My colleague Kayla Torgerson and I recently traveled to Rwanda to check off an item on both of our bucket lists: Gorilla trekking. Although many travelers visit the country for only 3 to 4 days to do just that, Kayla and I decided that since we had the time we would explore more of the country; and I must say that I am happy that we did.

My coworkers have raved about their past experiences in Rwanda, but it wasn’t until going myself that I understood how amazing this country truly is. Scenically, it is one of the most stunning countries I have visited, and I highly recommend driving a portion of the countryside just to see the views. In addition to the gorgeous landscape, Rwanda has a fascinating and tragic history, is considered the safest and cleanest country in Africa, and offers unique and diverse wildlife experiences. One such experience is chimpanzee trekking in Nyungwe Forest National Park, which was the most exciting day of my trip.

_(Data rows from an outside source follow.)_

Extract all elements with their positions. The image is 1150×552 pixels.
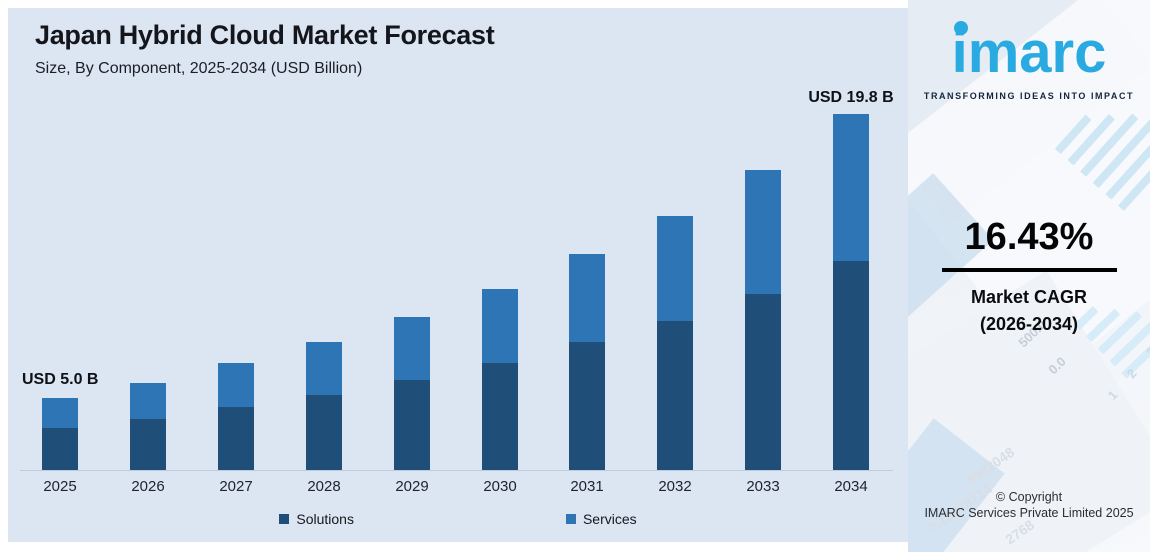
bar-2025-solutions-segment [42, 428, 78, 470]
x-axis-label-2031: 2031 [570, 478, 604, 495]
bar-2032-services-segment [657, 216, 693, 321]
bar-2027-services-segment [218, 363, 254, 407]
brand-panel: 500.0 0.0 1 2 3 4 8982048 0.13478714 276… [908, 0, 1150, 552]
bar-2032-solutions-segment [657, 321, 693, 470]
bar-2030 [482, 289, 518, 470]
bar-2034-solutions-segment [833, 261, 869, 470]
chart-subtitle: Size, By Component, 2025-2034 (USD Billi… [35, 60, 363, 77]
bar-2032 [657, 216, 693, 470]
first-bar-value-label: USD 5.0 B [22, 371, 99, 388]
bar-2034 [833, 114, 869, 470]
bar-2033 [745, 170, 781, 470]
imarc-logo: imarc [908, 21, 1150, 82]
bar-2026-services-segment [130, 383, 166, 419]
bar-2033-services-segment [745, 170, 781, 294]
bar-2027 [218, 363, 254, 470]
bar-2025-services-segment [42, 398, 78, 428]
chart-panel: Japan Hybrid Cloud Market Forecast Size,… [8, 8, 908, 542]
legend: Solutions Services [8, 511, 908, 527]
bar-2025 [42, 398, 78, 470]
x-axis-label-2029: 2029 [395, 478, 429, 495]
x-axis-label-2028: 2028 [307, 478, 341, 495]
bar-2029-solutions-segment [394, 380, 430, 470]
bar-2029-services-segment [394, 317, 430, 380]
bar-2027-solutions-segment [218, 407, 254, 470]
bar-2030-services-segment [482, 289, 518, 363]
legend-item-services: Services [565, 511, 637, 527]
bar-2026 [130, 383, 166, 470]
legend-item-solutions: Solutions [279, 511, 354, 527]
legend-label: Services [582, 511, 637, 527]
x-axis-label-2027: 2027 [219, 478, 253, 495]
x-axis-label-2033: 2033 [746, 478, 780, 495]
chart-title: Japan Hybrid Cloud Market Forecast [35, 20, 495, 50]
brand-tagline: TRANSFORMING IDEAS INTO IMPACT [923, 91, 1135, 101]
decor-wedge [908, 418, 1005, 552]
bar-2028-solutions-segment [306, 395, 342, 470]
bar-2033-solutions-segment [745, 294, 781, 470]
cagr-value: 16.43% [964, 216, 1094, 258]
decor-watermark: 8982048 [963, 443, 1018, 489]
last-bar-value-label: USD 19.8 B [808, 89, 894, 106]
legend-swatch-icon [565, 514, 576, 524]
x-axis-line [20, 470, 893, 471]
x-axis-label-2025: 2025 [43, 478, 77, 495]
bar-2031 [569, 254, 605, 470]
bar-2031-services-segment [569, 254, 605, 342]
bar-2026-solutions-segment [130, 419, 166, 470]
legend-swatch-icon [279, 514, 290, 524]
x-axis-label-2026: 2026 [131, 478, 165, 495]
imarc-logo-text: imarc [951, 20, 1107, 85]
x-axis-label-2030: 2030 [483, 478, 517, 495]
legend-label: Solutions [296, 511, 354, 527]
bar-2028 [306, 342, 342, 470]
bar-2030-solutions-segment [482, 363, 518, 470]
cagr-underline [941, 268, 1117, 272]
bar-2031-solutions-segment [569, 342, 605, 470]
copyright-line1: © Copyright [995, 490, 1063, 504]
copyright-line2: IMARC Services Private Limited 2025 [924, 506, 1134, 521]
logo-dot-icon [953, 21, 968, 35]
cagr-block: 16.43% Market CAGR (2026-2034) [908, 216, 1150, 338]
stacked-bar-chart: USD 5.0 B USD 19.8 B 2025 2026 2027 2028 202… [8, 8, 908, 542]
bar-2029 [394, 317, 430, 470]
x-axis-label-2032: 2032 [658, 478, 692, 495]
bar-2028-services-segment [306, 342, 342, 395]
x-axis-label-2034: 2034 [834, 478, 868, 495]
copyright: © Copyright IMARC Services Private Limit… [908, 489, 1150, 522]
decor-axis-label: 0.0 [1045, 353, 1069, 378]
cagr-label: Market CAGR [970, 287, 1088, 307]
cagr-period: (2026-2034) [979, 314, 1079, 334]
bar-2034-services-segment [833, 114, 869, 261]
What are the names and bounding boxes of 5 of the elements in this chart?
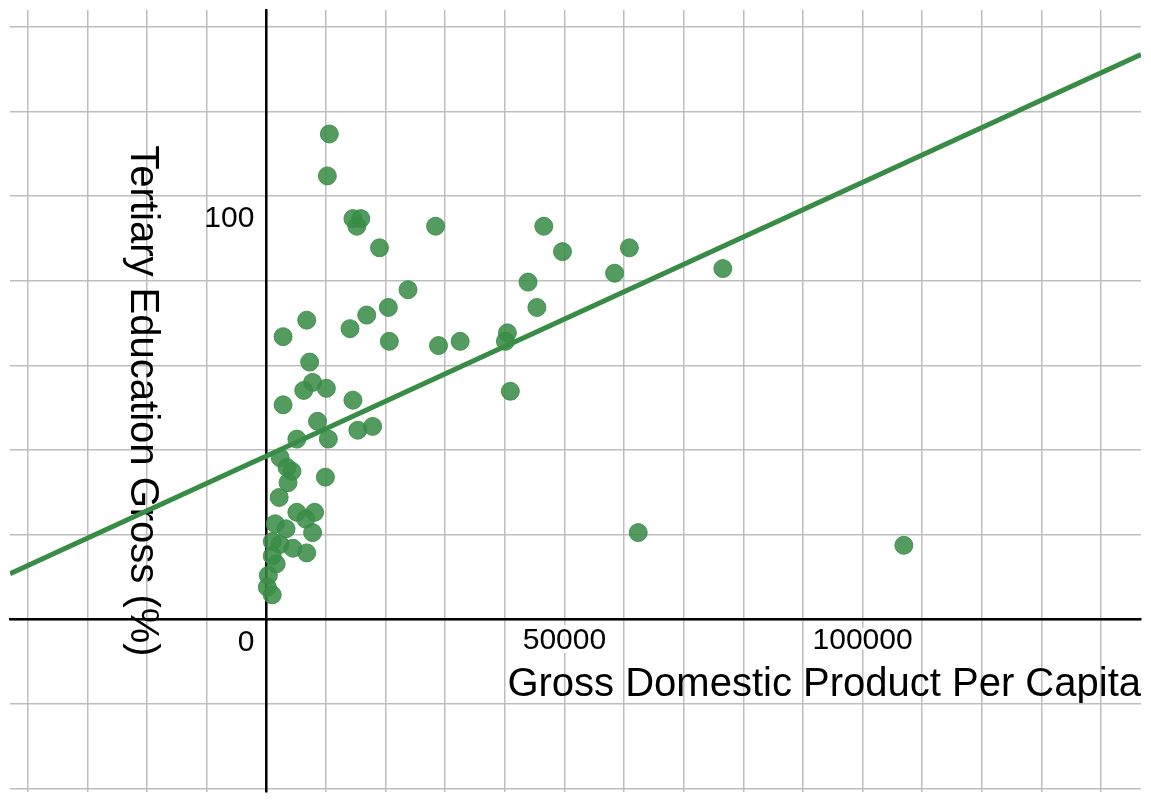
y-tick-label: 100: [204, 200, 255, 234]
y-tick-label: 0: [237, 623, 255, 657]
x-tick-label: 50000: [522, 621, 607, 655]
x-axis-title: Gross Domestic Product Per Capita: [507, 660, 1142, 705]
x-tick-label: 100000: [812, 621, 913, 655]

Our chimp trekking day began with a 5:30am wakeup call, breakfast and a 6:30am departure. The departure times for the treks vary and your guide will discuss your options the night prior. While a later departure may seem ideal to many, the groups differ in level of difficulty. On the day we went, the 4:30am group had the easier hike while the 6:30am was more moderate. Knowing this, Kayla and I chose to prioritize sleep! It is important to note however, that while the national park employees try their best to identify the difficulty of the hikes in advance, the chimpanzees are always moving; so, what may have originally been thought of as an easy hike could become quite difficult. It all depends on where the chimpanzees decide to go that day.

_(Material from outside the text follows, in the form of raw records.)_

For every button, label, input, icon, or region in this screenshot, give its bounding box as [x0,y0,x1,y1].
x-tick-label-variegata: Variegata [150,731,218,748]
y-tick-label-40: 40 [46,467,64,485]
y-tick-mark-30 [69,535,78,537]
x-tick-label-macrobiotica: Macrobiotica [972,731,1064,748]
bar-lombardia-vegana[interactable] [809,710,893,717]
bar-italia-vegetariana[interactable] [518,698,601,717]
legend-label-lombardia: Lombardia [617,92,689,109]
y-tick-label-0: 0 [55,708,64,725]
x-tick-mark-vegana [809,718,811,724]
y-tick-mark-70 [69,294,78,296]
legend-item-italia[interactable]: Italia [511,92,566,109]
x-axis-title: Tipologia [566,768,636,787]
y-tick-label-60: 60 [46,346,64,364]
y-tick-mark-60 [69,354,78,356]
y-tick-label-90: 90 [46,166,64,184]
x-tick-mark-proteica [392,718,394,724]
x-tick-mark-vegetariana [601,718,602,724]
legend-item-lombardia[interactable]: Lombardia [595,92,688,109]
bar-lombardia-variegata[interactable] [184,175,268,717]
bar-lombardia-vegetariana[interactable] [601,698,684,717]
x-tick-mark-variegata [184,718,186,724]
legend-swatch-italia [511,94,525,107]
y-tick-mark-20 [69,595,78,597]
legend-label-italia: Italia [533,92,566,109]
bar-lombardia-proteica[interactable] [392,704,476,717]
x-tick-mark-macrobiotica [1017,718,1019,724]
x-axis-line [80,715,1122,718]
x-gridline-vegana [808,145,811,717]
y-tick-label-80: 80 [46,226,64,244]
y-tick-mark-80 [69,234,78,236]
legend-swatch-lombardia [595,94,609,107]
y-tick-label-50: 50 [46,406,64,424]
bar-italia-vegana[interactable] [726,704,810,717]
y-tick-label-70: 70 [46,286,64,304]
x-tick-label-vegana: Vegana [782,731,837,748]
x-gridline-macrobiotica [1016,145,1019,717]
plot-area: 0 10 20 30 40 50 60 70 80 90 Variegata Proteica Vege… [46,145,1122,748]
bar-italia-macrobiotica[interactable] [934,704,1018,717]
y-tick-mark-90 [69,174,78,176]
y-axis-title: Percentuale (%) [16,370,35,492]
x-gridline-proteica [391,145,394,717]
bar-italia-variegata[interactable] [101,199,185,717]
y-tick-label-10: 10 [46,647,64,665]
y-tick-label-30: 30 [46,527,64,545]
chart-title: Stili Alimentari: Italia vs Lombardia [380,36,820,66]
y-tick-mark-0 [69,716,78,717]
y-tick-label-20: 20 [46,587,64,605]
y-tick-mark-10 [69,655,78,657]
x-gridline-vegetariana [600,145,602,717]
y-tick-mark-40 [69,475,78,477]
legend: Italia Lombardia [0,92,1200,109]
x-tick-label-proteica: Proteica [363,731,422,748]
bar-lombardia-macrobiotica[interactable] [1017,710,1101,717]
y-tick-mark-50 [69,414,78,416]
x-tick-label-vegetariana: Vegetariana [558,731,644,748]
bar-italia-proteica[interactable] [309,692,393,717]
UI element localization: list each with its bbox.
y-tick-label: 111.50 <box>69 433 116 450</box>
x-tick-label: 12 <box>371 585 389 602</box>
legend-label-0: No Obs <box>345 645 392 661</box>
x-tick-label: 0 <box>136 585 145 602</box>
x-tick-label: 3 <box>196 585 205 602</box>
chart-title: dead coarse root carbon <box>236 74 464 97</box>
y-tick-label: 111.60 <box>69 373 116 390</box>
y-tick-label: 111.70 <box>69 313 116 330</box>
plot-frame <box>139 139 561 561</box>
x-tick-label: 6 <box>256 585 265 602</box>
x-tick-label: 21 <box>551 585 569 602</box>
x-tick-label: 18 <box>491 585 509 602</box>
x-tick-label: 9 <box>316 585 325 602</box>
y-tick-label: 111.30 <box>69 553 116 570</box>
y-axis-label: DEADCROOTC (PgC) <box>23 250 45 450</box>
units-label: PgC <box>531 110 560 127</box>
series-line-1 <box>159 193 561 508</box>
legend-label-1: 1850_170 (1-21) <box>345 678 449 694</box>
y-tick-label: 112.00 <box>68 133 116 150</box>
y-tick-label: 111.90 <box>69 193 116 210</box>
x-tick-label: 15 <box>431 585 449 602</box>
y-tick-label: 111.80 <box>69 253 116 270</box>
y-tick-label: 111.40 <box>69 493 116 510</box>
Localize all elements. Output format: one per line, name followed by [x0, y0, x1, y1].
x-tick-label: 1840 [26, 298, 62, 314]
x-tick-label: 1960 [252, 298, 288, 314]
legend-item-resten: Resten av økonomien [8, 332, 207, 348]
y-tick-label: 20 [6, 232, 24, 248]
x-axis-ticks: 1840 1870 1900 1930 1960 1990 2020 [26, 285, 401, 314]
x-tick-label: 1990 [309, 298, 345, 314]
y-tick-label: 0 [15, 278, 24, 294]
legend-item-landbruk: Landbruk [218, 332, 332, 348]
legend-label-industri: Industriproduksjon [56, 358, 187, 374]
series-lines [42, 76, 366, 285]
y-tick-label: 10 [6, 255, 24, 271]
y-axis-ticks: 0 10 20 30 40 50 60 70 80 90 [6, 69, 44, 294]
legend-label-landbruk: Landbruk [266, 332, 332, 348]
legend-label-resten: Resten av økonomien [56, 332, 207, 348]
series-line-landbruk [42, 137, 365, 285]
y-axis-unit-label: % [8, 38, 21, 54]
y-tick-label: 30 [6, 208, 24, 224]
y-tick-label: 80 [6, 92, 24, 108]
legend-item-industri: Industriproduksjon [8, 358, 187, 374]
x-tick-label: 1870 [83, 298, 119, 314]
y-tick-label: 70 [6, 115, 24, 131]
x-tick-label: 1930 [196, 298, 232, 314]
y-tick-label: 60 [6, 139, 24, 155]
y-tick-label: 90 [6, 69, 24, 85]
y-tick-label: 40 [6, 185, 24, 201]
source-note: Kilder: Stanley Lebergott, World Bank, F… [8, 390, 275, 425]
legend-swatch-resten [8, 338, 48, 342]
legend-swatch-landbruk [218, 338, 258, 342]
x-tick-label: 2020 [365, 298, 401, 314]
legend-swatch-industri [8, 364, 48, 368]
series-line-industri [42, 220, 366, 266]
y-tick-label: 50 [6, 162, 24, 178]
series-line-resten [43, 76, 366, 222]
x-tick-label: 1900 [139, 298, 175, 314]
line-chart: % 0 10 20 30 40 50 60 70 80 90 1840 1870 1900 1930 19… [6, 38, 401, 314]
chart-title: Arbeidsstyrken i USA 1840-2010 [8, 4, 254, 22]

Kayla and I arrived at the park headquarters at 6:45am to meet our guide and group. We then drove about an hour to the starting point. Here we had the opportunity to hire a porter, which I highly recommend doing. Chimp trekking can be quite difficult, and I found it incredibly beneficial to have someone to help you keep your balance. Many porters are also ex-poachers, so by using their services you give them an alternative way to make money, one that helps instead of hurts the wildlife.

The trek began deceivingly easily on a man-made path. During this stroll, our guide talked about the vegetation, birds, and primates we passed. It was quite informative and peaceful. About an hour in, we began to hear the hollers of the chimpanzees. By this time, we were deep into the rainforest, completely alone in silence except for the chimp calls echoing through the trees. This was an incredibly special moment that felt otherworldly.

At this point, we knew we were close. We met up with the four trackers who had gone into the rainforest hours before us to locate the chimpanzees. They took us off the path and Kayla and I, with our porters help, trekked through the dense vegetation. Our trackers led the way using their machetes, creating some semblance of a trail for us to follow. The difficulty of the trek greatly increased once we went off the path, but this was also the best part of the day. We trekked through thick trees, and when we got up high enough, we had expansive views of miles of rainforest. I felt like I was seeing part of the world no other human had seen yet.

After about another hour, we finally found the chimpanzees. They are semi-habituated and often stay in the trees, so we weren’t as close to them as what people experience with the gorillas. However, we still got to spend an hour watching them hollering and swinging from branch-to-branch.

Right when we hit our hour mark, the time allotted for visiting the primates, the skies opened, Mother Nature’s way of informing us it was time to go. Our group then had to make the 2-hour trek back to our car in the pouring rain. While I was wet, it was a beautiful experience to trek through a rainforest in the deluge. The sounds, the smells, the visuals. It was fantastic. Although many people try to avoid the rain, I personally feel that your trekking experience is not complete until you get poured on in the rainforest!

We returned home by 1:30pm in time for a big lunch, a long nap, and massages to tend to our aching legs.

Chimpanzee trekking was much more strenuous than gorilla trekking, but the difficulty only added to the adventure and made finding the chimps so much more rewarding. For those adventure-seekers heading to Rwanda to visit the gorillas, I highly recommend visiting the chimpanzees first to add a bit more excitement and variety to your primate experience!